Strano. Tu non ricordi quello che mi dicesti. Erano semplici parole. Lettere e sensi. Le parole che mi schizzasti nella mente. Io l'ho serbato. Quel piccolo tuffo. Il leggere movimento che mi ha spinto le iridi sotto le ciglia. E giù. A picco. Dentro di me. Quel vaghissimo ed indefinito pensiero. Una nuvola fatta di parole. E nascosta dentro un fosso. Nella mia caverna. La culla dei miei dubbi. E dei desideri. Confessioni mai sussurrate. Arbusti senza confini. Rami che mi graffiano le tempie. E mi ricamano di graffi coscienza. E braccia. Mappa di un delirio mai pianto. Era quella la primavera che annusavi. E a volte mi estraggo le parole da dentro. Ci sorrido contro. Indecisa se distruggerle o nasconderle ancora. O farne pallottole. Parole. Figlie dell'inverno che ci sappiamo donare. Da ripiegare come un fazzoletto. Strano. Neanche io lo ricordo. "Scusa...ma tu chi sei?". "No. Non mi ricordo di te". A volte neanche io mi ricordo di me. E mi stupisco come tutto questo possa continuare. E nascono come papaveri a giugno piccole bugie. Magie sporche di una verità più grande. Nel grano e nel vento. E tutto si pulisce. Ma solo alla fine. Sotto strati e strati di respiri sbagliati.

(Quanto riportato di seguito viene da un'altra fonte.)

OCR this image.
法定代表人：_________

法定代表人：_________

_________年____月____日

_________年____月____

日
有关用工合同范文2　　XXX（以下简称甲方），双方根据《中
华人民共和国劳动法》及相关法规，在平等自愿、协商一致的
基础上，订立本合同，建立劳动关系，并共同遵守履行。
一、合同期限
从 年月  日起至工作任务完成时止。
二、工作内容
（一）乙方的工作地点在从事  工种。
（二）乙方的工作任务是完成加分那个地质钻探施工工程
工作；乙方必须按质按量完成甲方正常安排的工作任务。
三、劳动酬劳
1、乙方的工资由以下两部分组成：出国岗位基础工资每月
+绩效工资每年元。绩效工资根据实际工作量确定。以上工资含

Viviamo con la strana idea di saper provare tanto e troppo.
Di avere sublimi sentimenti.
Di avere parole che non riescono ad esprimere il tesoro che è sepolto in noi.
E' tutto così semplice.
Basta scavarci.
A mani nude.
Nella terra di cui siamo fatti.
Nulla di scintillante.
Solo acqua.
Non sempre pura.
Ma acqua.
E scava.
Ci dona percorsi.
E conoscenza.
Pezzi da incollare.
Fino all'oblio.
Quello che sentiamo è un morso alla tasca gigante dell'amore che tutto avvolge.
Invisibile e silenzioso.
Un minuscolo velo sterminato.
Un immenso pane.
Forse una magia.
Donami magie fatte di pane.
E sincerità.
E se non ne hai inventa una bugia che sembri vera.